# 2002 2.5 ALTIMA, AFTER RUST PROOFING, WOULDN'T START?



## shynepo3 (Apr 18, 2005)

Hi...I'm not good w/ cars, so please don't laugh....anyways, I recently rust proofed by 2002 Nissan Altima 2.5S....at Krown. After it was done, everything seemed fine. The next day, the wife took the daughter to school, and while she was leaving the school, the car wouldn't start. Being that this has never happened in the 8 mths we've had it, so we automatically assumed the rust proofing screwed it up.

So we called a tow truck driver, who then proceeded to try to start it himself. No luck. He lifted the hood, checked a few things, said everything looked fine, and put the car in neutral. VOILA, the car started. It now has been 5 days since then, we have had no issues.

The thing is, I don't want this to happen again. Does anybody know why this might've happened? What I can do to prevent it? Was the rustproofing the cause? Thanks so much for the help, this site has been good to me in the past!


----------



## Coco (Apr 30, 2002)

Check this TSB out. 

http://www.nissanhelp.com/ownership/Bulletins/Nissan/2002/NTB02-083.htm


----------



## shynepo3 (Apr 18, 2005)

great....thanks a lot....but it's not happening anymore.....can i take it into any nissan dealership and show them this tsb? i'm not too bright with this...or do i just go to a mechanice and show them?

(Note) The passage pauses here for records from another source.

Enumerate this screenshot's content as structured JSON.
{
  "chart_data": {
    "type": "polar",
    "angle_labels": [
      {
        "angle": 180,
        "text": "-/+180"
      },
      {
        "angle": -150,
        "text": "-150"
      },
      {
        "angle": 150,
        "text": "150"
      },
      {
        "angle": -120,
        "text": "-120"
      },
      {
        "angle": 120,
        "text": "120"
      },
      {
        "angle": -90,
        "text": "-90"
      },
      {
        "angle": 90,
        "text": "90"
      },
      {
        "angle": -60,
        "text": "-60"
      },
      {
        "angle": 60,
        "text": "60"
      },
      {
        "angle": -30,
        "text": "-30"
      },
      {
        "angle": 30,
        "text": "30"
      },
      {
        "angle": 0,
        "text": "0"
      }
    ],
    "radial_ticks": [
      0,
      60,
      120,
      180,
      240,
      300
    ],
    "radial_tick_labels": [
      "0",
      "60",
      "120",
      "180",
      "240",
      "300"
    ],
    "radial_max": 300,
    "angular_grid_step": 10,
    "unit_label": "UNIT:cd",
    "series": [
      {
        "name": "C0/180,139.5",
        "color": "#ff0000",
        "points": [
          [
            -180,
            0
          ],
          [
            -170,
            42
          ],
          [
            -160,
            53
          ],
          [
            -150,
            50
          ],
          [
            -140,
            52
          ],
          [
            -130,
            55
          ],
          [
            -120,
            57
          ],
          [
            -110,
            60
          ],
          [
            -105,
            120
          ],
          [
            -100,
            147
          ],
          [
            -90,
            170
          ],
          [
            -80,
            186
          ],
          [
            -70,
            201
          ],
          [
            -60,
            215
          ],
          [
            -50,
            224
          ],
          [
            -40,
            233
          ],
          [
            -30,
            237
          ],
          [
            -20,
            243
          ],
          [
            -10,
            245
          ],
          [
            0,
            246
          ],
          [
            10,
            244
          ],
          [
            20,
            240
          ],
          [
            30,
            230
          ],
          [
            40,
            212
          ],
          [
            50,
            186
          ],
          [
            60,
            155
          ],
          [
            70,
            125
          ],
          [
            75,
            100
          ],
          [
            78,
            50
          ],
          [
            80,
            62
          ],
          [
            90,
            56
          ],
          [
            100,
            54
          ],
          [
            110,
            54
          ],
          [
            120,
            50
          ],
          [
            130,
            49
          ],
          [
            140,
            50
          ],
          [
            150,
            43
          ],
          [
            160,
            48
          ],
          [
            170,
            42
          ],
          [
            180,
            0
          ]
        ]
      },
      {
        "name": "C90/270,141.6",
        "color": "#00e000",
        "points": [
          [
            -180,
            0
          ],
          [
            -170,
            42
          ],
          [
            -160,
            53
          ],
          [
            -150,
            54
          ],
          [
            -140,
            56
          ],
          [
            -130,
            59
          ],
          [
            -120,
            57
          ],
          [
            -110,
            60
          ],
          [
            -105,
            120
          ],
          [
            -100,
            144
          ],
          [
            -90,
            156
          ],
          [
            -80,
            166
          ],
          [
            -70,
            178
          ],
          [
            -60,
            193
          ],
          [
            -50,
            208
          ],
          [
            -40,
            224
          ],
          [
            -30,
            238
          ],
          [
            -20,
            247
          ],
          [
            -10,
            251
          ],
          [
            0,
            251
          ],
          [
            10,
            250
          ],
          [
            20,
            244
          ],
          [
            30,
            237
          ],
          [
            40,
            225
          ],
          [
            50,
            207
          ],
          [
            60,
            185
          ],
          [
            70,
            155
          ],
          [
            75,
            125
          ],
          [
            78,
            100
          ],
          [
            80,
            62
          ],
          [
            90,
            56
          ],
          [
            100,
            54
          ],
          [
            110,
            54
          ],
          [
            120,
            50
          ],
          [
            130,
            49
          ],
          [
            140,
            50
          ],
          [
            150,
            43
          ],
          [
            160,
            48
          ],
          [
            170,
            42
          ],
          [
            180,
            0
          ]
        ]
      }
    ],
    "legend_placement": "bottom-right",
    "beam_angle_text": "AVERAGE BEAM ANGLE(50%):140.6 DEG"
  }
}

or should i just leave the way it is unless it happens again???

THANKS SO MUCH!


----------



## WATSON1 (Jul 9, 2005)

I wouldn't suggest waiting until it happens again, it could leave you stranded somewhere. I'm not sure about the TSB, but I would print it out and take it to your dealer and see what comes of it. If it is a problem it needs to be fixed.


----------



## belacane (Nov 9, 2011)

Also, unfortunately a TSB doesn't necessarily mean that Nissan will address your problem for free. I'd check with both your dealer and the place where you had your car rust proofed.


----------